Занятия этого Комитета продолжались с лишком месяц и, сверх некоторого дополнения цензурных правил, заключались во внушениях редакторам журналов и цензорам и проч. Но, в заключение, изо всего этого родилась у государя мысль учредить под непосредственным своим руководством всегдашний безгласный надзор за действиями нашей цензуры. С сей целью, вместо прежнего временного Комитета учрежден был 2 апреля постоянный из члена Государственного Совета Д. П. Бутурлина, статс-секретаря Дегая и меня, с обязанностью представлять все замечания и предположения свои непосредственно государю. Сначала надзор этого Комитета предполагалось ограничить одними лишь периодическими изданиями; но потом он распространен на все вообще произведения нашего книгопечатания. Призвав перед себя Бутурлина и меня, государь объявил, что поручает нам это дело по особому, как он выразился, безграничному своему доверию.
— Цензурные установления, — продолжал он, — остаются все как были; но вы будете — я; т. е. как самому мне некогда читать все произведения нашей литературы, то вы станете делать это за меня и доносить мне о ваших замечаниях, а потом мое уже дело будет расправляться с виноватыми.
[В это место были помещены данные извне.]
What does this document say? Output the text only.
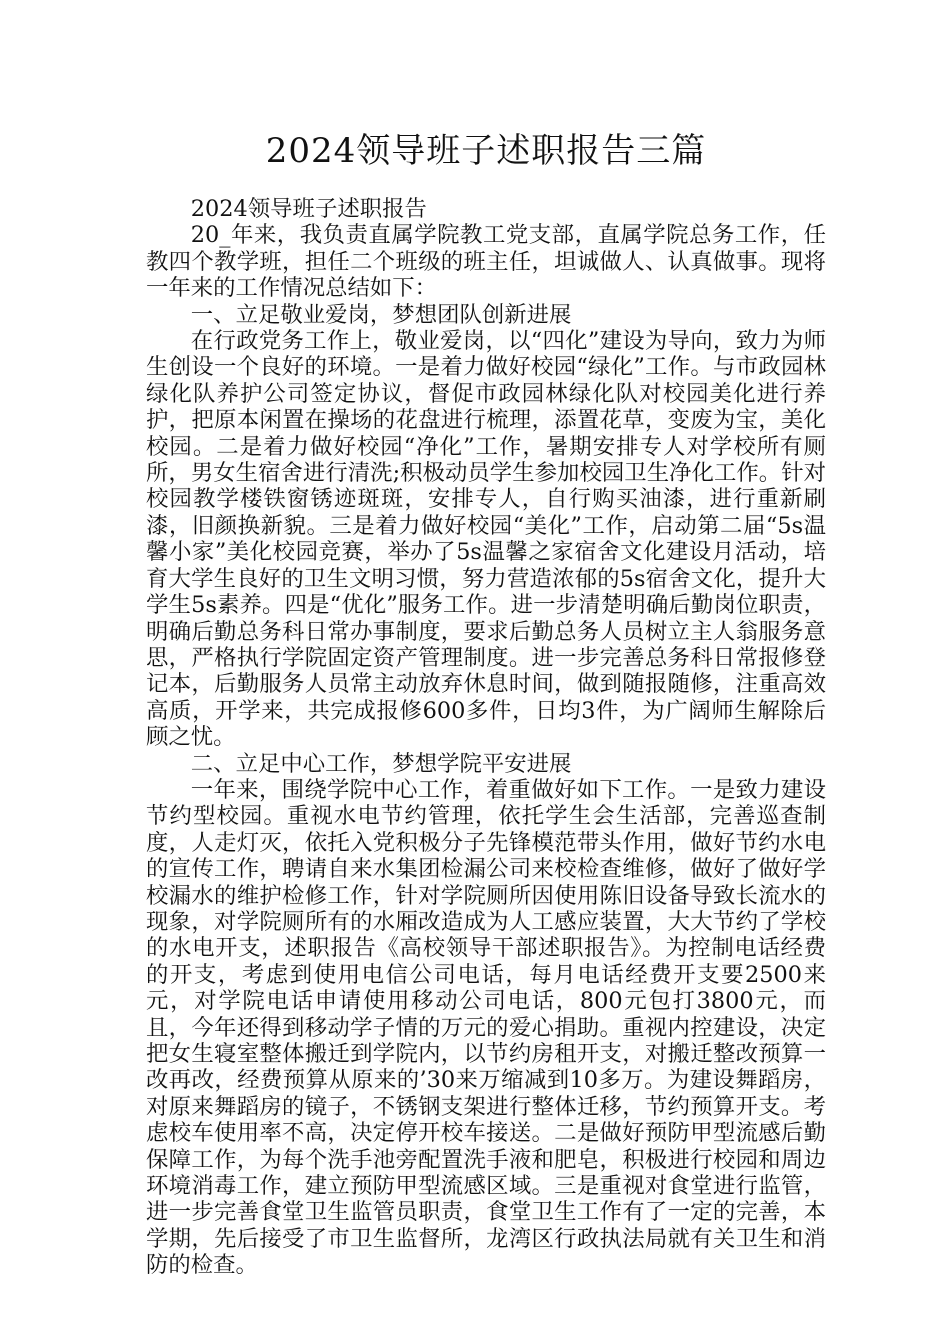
2024领导班子述职报告三篇

2024领导班子述职报告

20_年来，我负责直属学院教工党支部，直属学院总务工作，任教四个教学班，担任二个班级的班主任，坦诚做人、认真做事。现将一年来的工作情况总结如下：

一、立足敬业爱岗，梦想团队创新进展

在行政党务工作上，敬业爱岗，以“四化”建设为导向，致力为师生创设一个良好的环境。一是着力做好校园“绿化”工作。与市政园林绿化队养护公司签定协议，督促市政园林绿化队对校园美化进行养护，把原本闲置在操场的花盘进行梳理，添置花草，变废为宝，美化校园。二是着力做好校园“净化”工作，暑期安排专人对学校所有厕所，男女生宿舍进行清洗;积极动员学生参加校园卫生净化工作。针对校园教学楼铁窗锈迹斑斑，安排专人，自行购买油漆，进行重新刷漆，旧颜换新貌。三是着力做好校园“美化”工作，启动第二届“5s温馨小家”美化校园竞赛，举办了5s温馨之家宿舍文化建设月活动，培育大学生良好的卫生文明习惯，努力营造浓郁的5s宿舍文化，提升大学生5s素养。四是“优化”服务工作。进一步清楚明确后勤岗位职责，明确后勤总务科日常办事制度，要求后勤总务人员树立主人翁服务意思，严格执行学院固定资产管理制度。进一步完善总务科日常报修登记本，后勤服务人员常主动放弃休息时间，做到随报随修，注重高效高质，开学来，共完成报修600多件，日均3件，为广阔师生解除后顾之忧。

二、立足中心工作，梦想学院平安进展

一年来，围绕学院中心工作，着重做好如下工作。一是致力建设节约型校园。重视水电节约管理，依托学生会生活部，完善巡查制度，人走灯灭，依托入党积极分子先锋模范带头作用，做好节约水电的宣传工作，聘请自来水集团检漏公司来校检查维修，做好了做好学校漏水的维护检修工作，针对学院厕所因使用陈旧设备导致长流水的现象，对学院厕所有的水厢改造成为人工感应装置，大大节约了学校的水电开支，述职报告《高校领导干部述职报告》。为控制电话经费的开支，考虑到使用电信公司电话，每月电话经费开支要2500来元，对学院电话申请使用移动公司电话，800元包打3800元，而且，今年还得到移动学子情的万元的爱心捐助。重视内控建设，决定把女生寝室整体搬迁到学院内，以节约房租开支，对搬迁整改预算一改再改，经费预算从原来的’30来万缩减到10多万。为建设舞蹈房，对原来舞蹈房的镜子，不锈钢支架进行整体迁移，节约预算开支。考虑校车使用率不高，决定停开校车接送。二是做好预防甲型流感后勤保障工作，为每个洗手池旁配置洗手液和肥皂，积极进行校园和周边环境消毒工作，建立预防甲型流感区域。三是重视对食堂进行监管，进一步完善食堂卫生监管员职责，食堂卫生工作有了一定的完善，本学期，先后接受了市卫生监督所，龙湾区行政执法局就有关卫生和消防的检查。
Комитет этот, род нароста в нашей администрации, продолжал существовать под именем «Комитета 2 апреля» и с изменявшимся несколько раз личным составом [188] , во все остальное время царствования императора Николая. Учреждением его образовалась у нас двоякая цензура: предупредительная, в лице обыкновенных цензоров, просматривавшая все до печати, и взыскательная, или карательная, подвергавшая своему рассмотрению только уже напечатанное и привлекавшая, с утверждения и именем государя, к ответственности как цензоров, так и авторов за все, что признавала предосудительным или противным видам правительства. Если в эпоху своего учреждения, когда министерством народного просвещения управлял еще граф Уваров, цель и надобность особого тайного надзора оправдывались тем, что министр утратил прежнее к нему доверие государя, и если, в начале своего существования, Комитет наш, по глубокому моему убеждению, принес большую и существенную пользу, то дальнейшее продолжение этого внешнего постороннего надзора, при преемниках Уварова, когда все постепенно вошло в законные пределы, сделалось уже совершенной аномалией и только парализовало действия и власть самого министерства, вредя косвенно всякому полезному развитию и успехам отечественной письменности. Эти обстоятельства были удостоены высочайшего внимания ныне благополучно царствующего императора [189] и вследствие того «Комитет 2 апреля», по всеподданнейшему докладу моему, закрыт.
188
Я оставался сперва членом, а потом председателем Комитета до самого упразднения его в 1856 году.
189
Императора Александра II.
Однажды за небольшим обедом у государя, при котором и я находился [190] , было много говорено о Лицее, прежнем и нынешнем, и еще более о Пушкине. Государь рассказывал (слышанное уже мной, впрочем, и прежде от великого князя Михаила Павловича), что и его и великого князя предназначали поместить в Лицей и что только Наполеон, с замышленной в это время против нас войной, побудил оставить этот план неисполненным.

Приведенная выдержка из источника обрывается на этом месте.